Brown, the University of Colorado at Colorado Springs freshman who bubbles with enthusiasm even in the most mundane of conversations, recounted his reaction as: "What?! No, no, no, I'm such a huge fan of yours."
Brown isn't sure how Plushenko knows about him, but it's very possible he's one of the more than 3.8 million hits on the YouTube video of the 19-year-old's free skate at the U.S. Championships. Brown will do the program again Friday at the Sochi Games, and if he can match that electric performance from Boston last month, he just could win an Olympic medal.
The men's free program started at 8 a.m. MST. Brown, sixth after the short program, will skate last of the 24 skaters Friday.
On the day the 31-year-old Plushenko made his exit from the sport, withdrawing before his short program because of an injured back, the future had already arrived. Another 19-year-old, Japan's Yuzuru Hanyu, was the best skater on the ice, seizing first place with a record-setting score Thursday.
Brown isn't yet in Hanyu's area code, but he made the most of his repertoire. He doesn't do a quad jump, supposedly a necessity for an Olympic medal these days. And yet he's less than a point out of third place in a packed race for bronze.
All the other contenders for bronze do quads, and they're more experienced than Brown, who is in his first season competing internationally at the senior level.

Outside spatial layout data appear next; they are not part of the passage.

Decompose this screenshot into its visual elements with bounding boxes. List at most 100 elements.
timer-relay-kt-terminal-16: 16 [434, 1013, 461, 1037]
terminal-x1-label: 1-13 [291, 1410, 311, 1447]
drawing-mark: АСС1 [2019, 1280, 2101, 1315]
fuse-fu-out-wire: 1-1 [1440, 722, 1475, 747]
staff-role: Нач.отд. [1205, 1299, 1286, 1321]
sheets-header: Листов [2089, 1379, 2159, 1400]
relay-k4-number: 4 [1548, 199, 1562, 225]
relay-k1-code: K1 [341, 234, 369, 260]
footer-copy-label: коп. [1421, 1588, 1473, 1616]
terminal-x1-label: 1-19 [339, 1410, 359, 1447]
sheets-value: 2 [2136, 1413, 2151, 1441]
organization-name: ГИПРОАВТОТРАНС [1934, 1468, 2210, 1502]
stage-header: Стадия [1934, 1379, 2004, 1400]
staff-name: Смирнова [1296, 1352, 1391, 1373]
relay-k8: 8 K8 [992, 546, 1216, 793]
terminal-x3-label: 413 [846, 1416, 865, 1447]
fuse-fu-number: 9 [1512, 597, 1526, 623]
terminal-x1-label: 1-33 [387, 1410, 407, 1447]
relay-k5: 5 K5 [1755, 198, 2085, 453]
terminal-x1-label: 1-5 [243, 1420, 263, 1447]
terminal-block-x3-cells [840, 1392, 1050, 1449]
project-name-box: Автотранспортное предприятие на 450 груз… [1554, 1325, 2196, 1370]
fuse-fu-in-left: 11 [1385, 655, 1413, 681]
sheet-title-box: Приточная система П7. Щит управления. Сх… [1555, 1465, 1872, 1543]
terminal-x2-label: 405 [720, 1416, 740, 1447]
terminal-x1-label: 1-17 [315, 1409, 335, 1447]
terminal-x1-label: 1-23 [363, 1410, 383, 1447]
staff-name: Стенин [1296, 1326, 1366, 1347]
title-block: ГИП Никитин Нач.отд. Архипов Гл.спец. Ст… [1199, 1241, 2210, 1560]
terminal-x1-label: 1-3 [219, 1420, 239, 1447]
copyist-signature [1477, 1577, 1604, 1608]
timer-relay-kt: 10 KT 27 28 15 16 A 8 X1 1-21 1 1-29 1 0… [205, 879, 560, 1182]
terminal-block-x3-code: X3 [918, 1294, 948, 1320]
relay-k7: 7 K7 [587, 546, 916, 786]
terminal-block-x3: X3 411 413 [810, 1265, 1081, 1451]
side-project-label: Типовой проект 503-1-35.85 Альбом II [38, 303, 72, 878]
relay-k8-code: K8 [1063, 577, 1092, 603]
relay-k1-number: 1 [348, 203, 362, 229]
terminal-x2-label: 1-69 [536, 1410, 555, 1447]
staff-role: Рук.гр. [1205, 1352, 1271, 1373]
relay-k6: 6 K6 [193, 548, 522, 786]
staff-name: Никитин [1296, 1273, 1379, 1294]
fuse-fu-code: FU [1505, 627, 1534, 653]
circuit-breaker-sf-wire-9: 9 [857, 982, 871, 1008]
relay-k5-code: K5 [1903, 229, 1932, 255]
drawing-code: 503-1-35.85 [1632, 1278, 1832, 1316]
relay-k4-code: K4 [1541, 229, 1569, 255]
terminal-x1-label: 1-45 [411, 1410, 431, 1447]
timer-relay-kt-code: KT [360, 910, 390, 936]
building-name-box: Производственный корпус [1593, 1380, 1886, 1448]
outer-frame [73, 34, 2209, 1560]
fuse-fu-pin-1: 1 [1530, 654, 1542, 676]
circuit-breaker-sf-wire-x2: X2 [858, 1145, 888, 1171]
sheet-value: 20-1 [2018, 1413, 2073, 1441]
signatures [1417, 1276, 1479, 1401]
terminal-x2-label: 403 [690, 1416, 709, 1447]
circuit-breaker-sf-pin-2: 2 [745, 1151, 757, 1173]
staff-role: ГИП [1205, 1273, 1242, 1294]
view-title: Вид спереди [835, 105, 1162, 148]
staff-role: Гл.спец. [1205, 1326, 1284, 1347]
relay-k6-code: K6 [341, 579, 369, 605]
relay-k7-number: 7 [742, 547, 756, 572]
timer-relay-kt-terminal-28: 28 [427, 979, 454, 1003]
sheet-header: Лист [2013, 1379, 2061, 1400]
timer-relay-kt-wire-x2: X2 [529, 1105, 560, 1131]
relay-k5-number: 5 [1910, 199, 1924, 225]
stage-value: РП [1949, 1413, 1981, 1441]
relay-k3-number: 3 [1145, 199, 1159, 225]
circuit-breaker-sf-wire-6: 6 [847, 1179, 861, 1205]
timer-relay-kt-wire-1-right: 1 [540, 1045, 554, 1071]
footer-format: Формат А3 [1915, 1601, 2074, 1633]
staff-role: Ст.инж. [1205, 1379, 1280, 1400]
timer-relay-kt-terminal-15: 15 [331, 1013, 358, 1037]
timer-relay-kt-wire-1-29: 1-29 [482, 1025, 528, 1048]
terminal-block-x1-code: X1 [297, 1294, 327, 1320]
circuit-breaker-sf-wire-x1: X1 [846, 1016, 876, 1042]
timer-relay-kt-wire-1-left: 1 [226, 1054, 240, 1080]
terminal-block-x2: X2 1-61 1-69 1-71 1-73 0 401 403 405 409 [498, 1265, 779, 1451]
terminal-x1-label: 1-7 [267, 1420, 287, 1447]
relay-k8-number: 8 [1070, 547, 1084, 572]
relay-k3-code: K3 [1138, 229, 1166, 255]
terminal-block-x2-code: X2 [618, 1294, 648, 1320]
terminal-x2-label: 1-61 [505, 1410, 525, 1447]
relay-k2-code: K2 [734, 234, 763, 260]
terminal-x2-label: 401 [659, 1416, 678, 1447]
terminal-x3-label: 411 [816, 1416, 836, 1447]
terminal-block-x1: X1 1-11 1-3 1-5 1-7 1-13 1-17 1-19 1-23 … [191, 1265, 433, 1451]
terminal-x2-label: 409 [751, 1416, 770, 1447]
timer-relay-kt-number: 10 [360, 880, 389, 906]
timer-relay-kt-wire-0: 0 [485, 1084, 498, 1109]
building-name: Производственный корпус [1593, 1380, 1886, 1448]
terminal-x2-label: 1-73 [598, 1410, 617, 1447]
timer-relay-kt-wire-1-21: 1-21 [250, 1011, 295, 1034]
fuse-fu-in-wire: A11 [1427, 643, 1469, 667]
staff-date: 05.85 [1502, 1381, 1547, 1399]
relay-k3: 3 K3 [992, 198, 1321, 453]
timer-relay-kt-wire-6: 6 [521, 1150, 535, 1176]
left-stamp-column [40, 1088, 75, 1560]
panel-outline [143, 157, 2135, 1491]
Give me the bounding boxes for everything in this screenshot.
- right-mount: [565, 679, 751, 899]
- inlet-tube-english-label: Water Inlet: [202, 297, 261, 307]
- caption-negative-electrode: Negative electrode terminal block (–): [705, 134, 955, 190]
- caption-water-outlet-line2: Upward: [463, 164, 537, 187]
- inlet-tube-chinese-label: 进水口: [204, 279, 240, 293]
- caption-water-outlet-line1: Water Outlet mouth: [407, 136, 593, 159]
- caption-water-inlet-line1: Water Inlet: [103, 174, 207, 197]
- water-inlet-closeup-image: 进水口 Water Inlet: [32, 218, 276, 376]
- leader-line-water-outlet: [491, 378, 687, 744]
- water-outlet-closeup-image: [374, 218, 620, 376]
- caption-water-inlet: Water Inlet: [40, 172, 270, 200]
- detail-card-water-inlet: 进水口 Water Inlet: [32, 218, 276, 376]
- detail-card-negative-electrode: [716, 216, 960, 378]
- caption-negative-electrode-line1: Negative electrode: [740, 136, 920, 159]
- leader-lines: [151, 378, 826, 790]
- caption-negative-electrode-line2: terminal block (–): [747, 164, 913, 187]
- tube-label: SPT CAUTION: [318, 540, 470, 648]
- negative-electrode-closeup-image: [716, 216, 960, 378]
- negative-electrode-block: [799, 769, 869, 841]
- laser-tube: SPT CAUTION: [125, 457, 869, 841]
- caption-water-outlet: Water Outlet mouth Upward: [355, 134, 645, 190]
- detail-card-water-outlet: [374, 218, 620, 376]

But as he proved Thursday, that's no guarantee they'll finish ahead of him. His short program to Prince's "The Question of U" was a primer on how he can still rack up so many points. His intricate footwork meshes perfectly with every note, his spins are exquisite. In his purple shirt with Prince's "love symbol" in rhinestones on the back, he could have been the pop star onstage connecting with the fans in the stadium's back row.
When Denis Ten and Javier Fernandez, the silver and bronze medalists at last year's world championships, and reigning Olympic bronze medalist Daisuke Takahashi all made mistakes after him, Brown was squarely in the mix with a personal-best 86.00 points.
Hanyu leads with 101.45 points, while three-time world champ Patrick Chan is second with 97.52. Takahashi, Germany's Peter Liebers, France's Brian Joubert and China's Yan Han also are all within 1.32 points of Fernandez's third-place score of 86.98.
So once again it comes down to Brown's free skate to music from "Riverdance." That performance at nationals earned him a spot on the Olympic team when he moved up to second — and it made him a social media sensation.
An unknown outside the figure skating community before the U.S. Championships, Brown suddenly had TV cameras at his rink every day.
"I kept reiterating, 'I want to do what I train; I want to go out there and stay calm,'" Brown said. "That practice of being so mentally in check and having the same questions be asked over and over again with the media, I think that's really helped. When I come here, the cameras aren't daunting."
The cameras will be all over him Friday if he takes the ice with an Olympic medal in reach.